Hello everyone and happy new year in advance.
I'm doing a work about the analysis of the AES algorithm, and I have some doubts about this.
First, I need to do the mathematical analysis of the algorithm:
Determine the computational complexity, worst-case, average-case and best-case
As AES performs n numbers of rounds (10, 12, or 14) and we have a loop, I made a summation for an iterative algorithm, and I have this:
$\sum_{i=1}^m 1=n$,
So, my conclusion is that, if I want to encrypt n number of bytes, the most, the average, and the least number of bytes that I must encrypt is n, I cannot encrypt more or less than that. Therefore:
$n \in O(n)$
$n \in \theta(n)$
$n \in \Omega(n)$
My conclusion is that, the cases (worst-average and best) are equivalent and AES have a linear complexity (depends on the number of bytes that I want to encrypt).

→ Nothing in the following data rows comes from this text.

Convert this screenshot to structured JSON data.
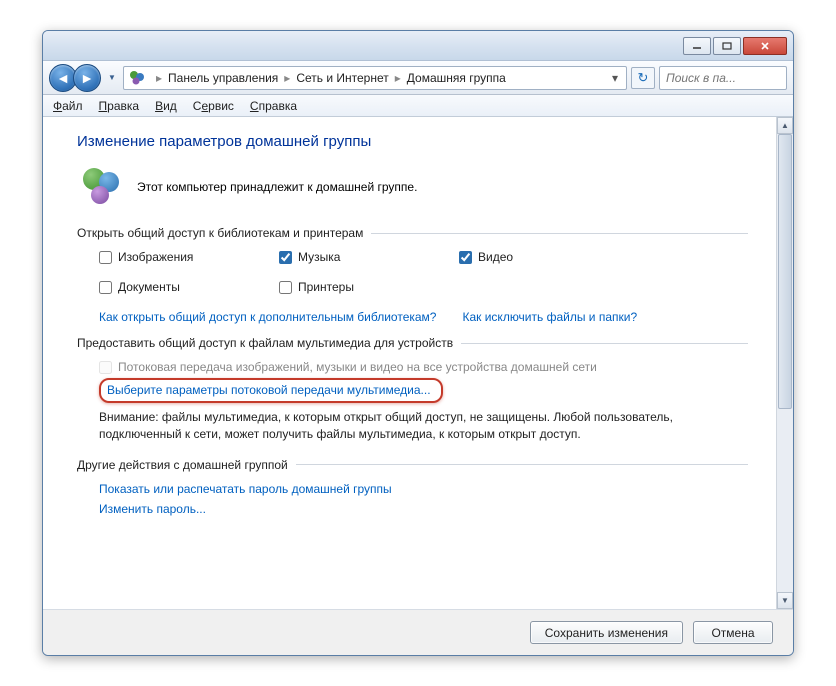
{
  "titlebar": {
    "minimize": "—",
    "maximize": "▭",
    "close": "✕"
  },
  "nav": {
    "breadcrumb": [
      "Панель управления",
      "Сеть и Интернет",
      "Домашняя группа"
    ],
    "search_placeholder": "Поиск в па..."
  },
  "menubar": {
    "file": "Файл",
    "edit": "Правка",
    "view": "Вид",
    "tools": "Сервис",
    "help": "Справка"
  },
  "page": {
    "title": "Изменение параметров домашней группы",
    "identity": "Этот компьютер принадлежит к домашней группе.",
    "section_libs": "Открыть общий доступ к библиотекам и принтерам",
    "checkboxes": {
      "images": {
        "label": "Изображения",
        "checked": false
      },
      "music": {
        "label": "Музыка",
        "checked": true
      },
      "video": {
        "label": "Видео",
        "checked": true
      },
      "documents": {
        "label": "Документы",
        "checked": false
      },
      "printers": {
        "label": "Принтеры",
        "checked": false
      }
    },
    "link_additional": "Как открыть общий доступ к дополнительным библиотекам?",
    "link_exclude": "Как исключить файлы и папки?",
    "section_media": "Предоставить общий доступ к файлам мультимедиа для устройств",
    "streaming_cb": "Потоковая передача изображений, музыки и видео на все устройства домашней сети",
    "streaming_link": "Выберите параметры потоковой передачи мультимедиа...",
    "warning": "Внимание: файлы мультимедиа, к которым открыт общий доступ, не защищены. Любой пользователь, подключенный к сети, может получить файлы мультимедиа, к которым открыт доступ.",
    "section_other": "Другие действия с домашней группой",
    "link_show_pw": "Показать или распечатать пароль домашней группы",
    "link_change_pw": "Изменить пароль..."
  },
  "footer": {
    "save": "Сохранить изменения",
    "cancel": "Отмена"
  }
}
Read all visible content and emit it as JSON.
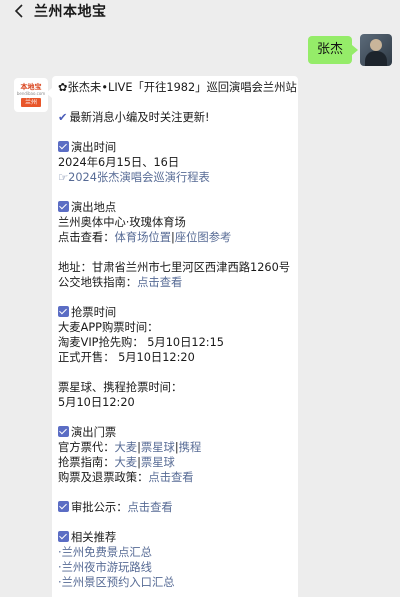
{
  "header": {
    "back_icon": "chevron-left-icon",
    "title": "兰州本地宝"
  },
  "chat": {
    "outgoing_message": "张杰",
    "bot_logo": {
      "top": "本地宝",
      "mid": "bendibao.com",
      "bottom": "兰州"
    }
  },
  "article": {
    "title": "✿张杰未•LIVE「开往1982」巡回演唱会兰州站",
    "tip": "最新消息小编及时关注更新!",
    "time": {
      "heading": "演出时间",
      "date": "2024年6月15日、16日",
      "tour_link": "☞2024张杰演唱会巡演行程表"
    },
    "venue": {
      "heading": "演出地点",
      "name": "兰州奥体中心·玫瑰体育场",
      "view_label": "点击查看：",
      "location_link": "体育场位置",
      "separator": "|",
      "seatmap_link": "座位图参考",
      "address": "地址：甘肃省兰州市七里河区西津西路1260号",
      "transit_label": "公交地铁指南：",
      "transit_link": "点击查看"
    },
    "tickets": {
      "heading": "抢票时间",
      "damai_label": "大麦APP购票时间：",
      "vip_presale": "淘麦VIP抢先购：  5月10日12:15",
      "general_sale": "正式开售：  5月10日12:20",
      "other_label": "票星球、携程抢票时间：",
      "other_time": "5月10日12:20"
    },
    "admission": {
      "heading": "演出门票",
      "official_label": "官方票代：",
      "agent1": "大麦",
      "agent2": "票星球",
      "agent3": "携程",
      "guide_label": "抢票指南：",
      "guide1": "大麦",
      "guide2": "票星球",
      "refund_label": "购票及退票政策：",
      "refund_link": "点击查看"
    },
    "approval": {
      "label": "审批公示：",
      "link": "点击查看"
    },
    "related": {
      "heading": "相关推荐",
      "items": [
        "·兰州免费景点汇总",
        "·兰州夜市游玩路线",
        "·兰州景区预约入口汇总"
      ]
    }
  },
  "colors": {
    "background": "#ededed",
    "outgoing_bubble": "#95ec69",
    "link": "#576b95",
    "checkbox": "#5b6dc4"
  }
}
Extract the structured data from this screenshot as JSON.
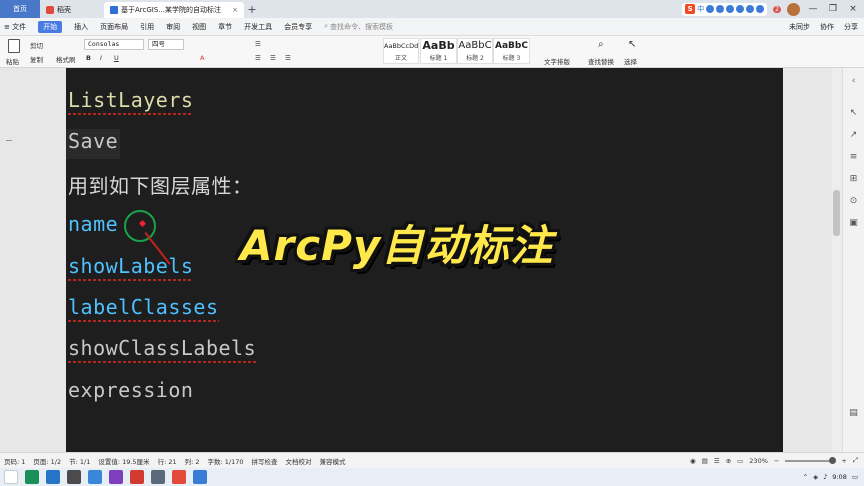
{
  "titlebar": {
    "home_tab": "首页",
    "daoke_tab": "稻壳",
    "doc_tab": "基于ArcGIS...某学院的自动标注",
    "close": "×",
    "new_tab": "+",
    "sogou_logo": "S",
    "sogou_text": "中",
    "notif_count": "2",
    "window_min": "—",
    "window_max": "❐",
    "window_close": "×"
  },
  "menubar": {
    "file": "≡ 文件",
    "items": [
      "开始",
      "插入",
      "页面布局",
      "引用",
      "审阅",
      "视图",
      "章节",
      "开发工具",
      "会员专享"
    ],
    "search": "查找命令、搜索模板",
    "unsync": "未同步",
    "collab": "协作",
    "share": "分享"
  },
  "ribbon": {
    "paste": "粘贴",
    "cut": "剪切",
    "copy": "复制",
    "format_painter": "格式刷",
    "font_name": "Consolas",
    "font_size": "四号",
    "styles": [
      {
        "sample": "AaBbCcDd",
        "name": "正文"
      },
      {
        "sample": "AaBb",
        "name": "标题 1"
      },
      {
        "sample": "AaBbC",
        "name": "标题 2"
      },
      {
        "sample": "AaBbC",
        "name": "标题 3"
      }
    ],
    "text_layout": "文字排版",
    "find_replace": "查找替换",
    "select": "选择"
  },
  "document": {
    "lines": [
      {
        "text": "ListLayers",
        "style": "yellow"
      },
      {
        "text": "Save",
        "style": "grey"
      },
      {
        "text": "用到如下图层属性：",
        "style": "cn"
      },
      {
        "text": "name",
        "style": "blue"
      },
      {
        "text": "showLabels",
        "style": "blue"
      },
      {
        "text": "labelClasses",
        "style": "blue"
      },
      {
        "text": "showClassLabels",
        "style": "blue"
      },
      {
        "text": "expression",
        "style": "grey"
      }
    ],
    "overlay_title": "ArcPy自动标注"
  },
  "statusbar": {
    "page_num": "页码: 1",
    "pages": "页面: 1/2",
    "section": "节: 1/1",
    "setting": "设置值: 19.5厘米",
    "row": "行: 21",
    "col": "列: 2",
    "words": "字数: 1/170",
    "spell": "拼写检查",
    "proof": "文档校对",
    "compat": "兼容模式",
    "zoom": "230%"
  },
  "taskbar": {
    "time": "9:08"
  }
}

Determine de design paradigm
I don't know if this question is clear for you, I need to determine if AES is in one of the following design paradigm: Brute Force, Divide and Conquer, Decrease and Conquer, or Transform and Conquer
My analysis:
AES is designed to work in blocks of 16 bytes, and if we have more than 16 bytes it is supposed to DIVIDE the text in blocks of 16 bytes and work with each block until the whole text is encrypted.
Therefore, my conclusion is that AES has a Divide and Conquer design paradigm; and going deeper, is a divide and conquer by a constant factor (16).

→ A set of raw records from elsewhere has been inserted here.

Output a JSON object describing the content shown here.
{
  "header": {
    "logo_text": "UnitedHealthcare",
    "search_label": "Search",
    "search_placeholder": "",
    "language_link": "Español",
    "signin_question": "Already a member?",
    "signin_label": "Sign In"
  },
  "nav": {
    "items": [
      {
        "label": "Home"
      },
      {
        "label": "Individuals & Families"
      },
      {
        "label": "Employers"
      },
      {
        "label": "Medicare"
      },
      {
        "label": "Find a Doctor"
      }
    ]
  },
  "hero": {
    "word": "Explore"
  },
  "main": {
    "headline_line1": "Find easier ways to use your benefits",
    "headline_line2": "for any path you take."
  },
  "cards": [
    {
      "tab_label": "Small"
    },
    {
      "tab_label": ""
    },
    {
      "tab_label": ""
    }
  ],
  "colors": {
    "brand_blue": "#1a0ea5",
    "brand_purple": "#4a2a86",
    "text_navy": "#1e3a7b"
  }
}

I would really appreciate your opinion, and corrections, if necessary, to my analysis and conclusions.
Do the empirical analysis of the algorithm, and see if it is consistent with the mathematical results
For the empirical analysis, my idea is just to measure the runtime with different number of bytes, then fit a curve and see if it is linear. If you can suggest, maybe, a better or more advance way to do this, it would be great.
I would really appreciate your opinion and help with this.
Thanks again, and happy new year.